Thagard (2012) contains a nicely compact passage on thought experiments:
Grisdale’s (2010) discussion of modern conceptions of water refutes a highly influential thought experiment that the meaning of water is largely a matter of reference to the world rather than mental representation. Putnam (1975) invited people to consider a planet, Twin Earth, that is a near duplicate of our own. The only difference is that on Twin Earth water is a more complicated substance XYZ rather than H2O. Water on Twin Earth is imagined to be indistinguishable from H2O, so people have the same mental representation of it. Nevertheless, according to Putnam, the meaning of the concept water on Twin Earth is different because it refers to XYZ rather than H2O. Putnam’s famous conclusion is that “meaning just ain’t in the head.”
The apparent conceivability of Twin Earth as identical to Earth except for the different constitution of water depends on ignorance of chemistry. As Grisdale (2010) documents, even a slight change in the chemical constitution of water produces dramatic changes in its effects. If normal hydrogen is replaced by different isotopes, deuterium or tritium, the water molecule markedly changes its chemical properties. Life would be impossible if H2O were replaced by heavy water, D2O or T2O; and compounds made of elements different from hydrogen and oxygen would be even more different in their properties. Hence Putnam’s thought experiment is scientifically incoherent: If water were not H2O, Twin Earth would not be at all like Earth. [See also Universal Fire. --Luke]
This incoherence should serve as a warning to philosophers who try to base theories on thought experiments, a practice I have criticized in relation to concepts of mind (Thagard, 2010a, ch. 2). Some philosophers have thought that the nonmaterial nature of consciousness is shown by their ability to imagine beings (zombies) who are physically just like people but who lack consciousness. It is entirely likely, however, that once the brain mechanisms that produce consciousness are better understood, it will become clear that zombies are as fanciful as Putnam’s XYZ. Just as imagining that water is XYZ is a sign only of ignorance of chemistry, imagining that consciousness is nonbiological may well turn out to reveal ignorance rather than some profound conceptual truth about the nature of mind. Of course, the hypothesis that consciousness is a brain process is not part of most people’s everyday concept of consciousness, but psychological concepts can progress just like ones in physics and chemistry. [See also the Zombies Sequence. --Luke]
That would be an even weirder version of Earth. Well, less weird because it wouldn't be a barren, waterless hellscape, but easier for my mind to paint.
A universe were cats were replaced with cat-imitating robots would be amazing for humans. Instead of the bronze age, we would hunt cats for their strong skeletons to use as tools and weapons.

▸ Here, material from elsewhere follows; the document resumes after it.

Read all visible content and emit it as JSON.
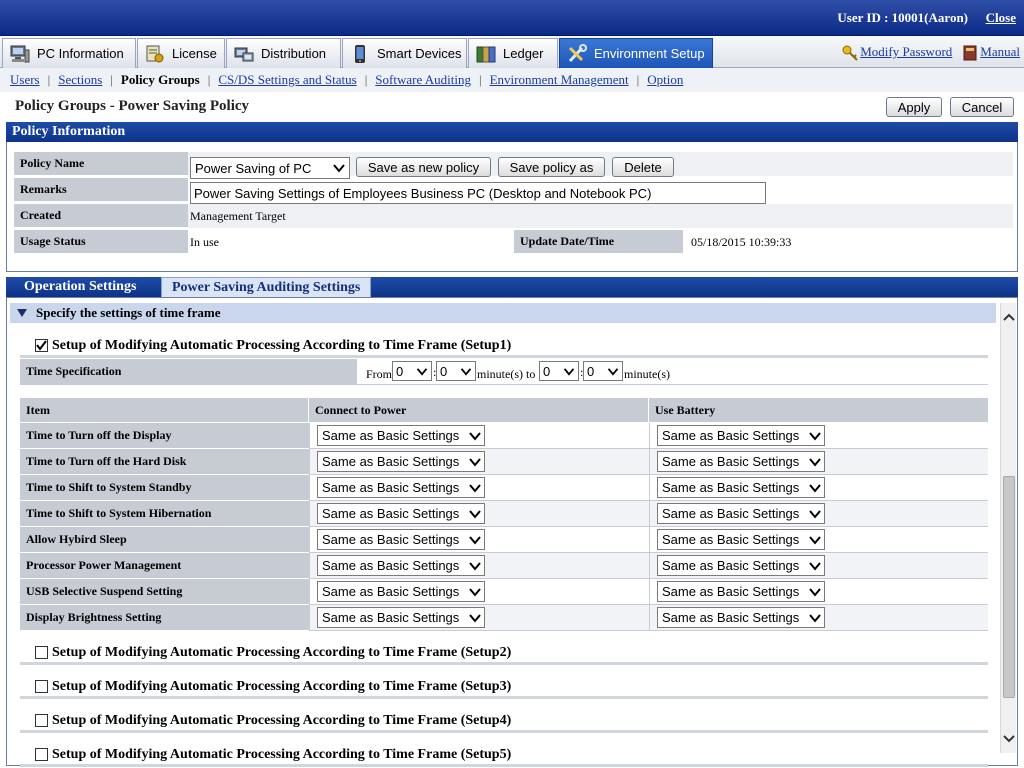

Should the skeletons be made instead of brittle epoxy of some kind, we would be able to study cat factories and bootstrap our mechanical knowledge. Should cats be self replicating with nano-machines, we would employ them as guard animals for crops bootstrapping agriculture; an artificial animal which cannot be eaten would have caused other animals to evolve not to mess with them. Should cats, somehow, manage to turn themselves edible after they die, we would still be able to look at their construction and know that they were not crafted by evolution; humanity would know that there was another race out there in the stars and that artificial life was possible. Twin-Eliezer could point to cats and say, "see, we can do this," and all of humanity would be able to agree and put huge sums of money into AI research.
And if they are cat-robots who are indeed made of bone instead of metal, who reproduce just like cats do, who have exactly the same chemical composition as cats, and evolved here on earth in the exact same way cats do... then they're just cats. The concept of identical-robot-cats is no different than the worthless concept of philosophical zombies. That's the whole point of the quote.
Well you could go for something much more subtle, like using sugar of the opposite handedness on the other 'Earth'. I don't think it really changes the argument much whether the distinction is subtle or not.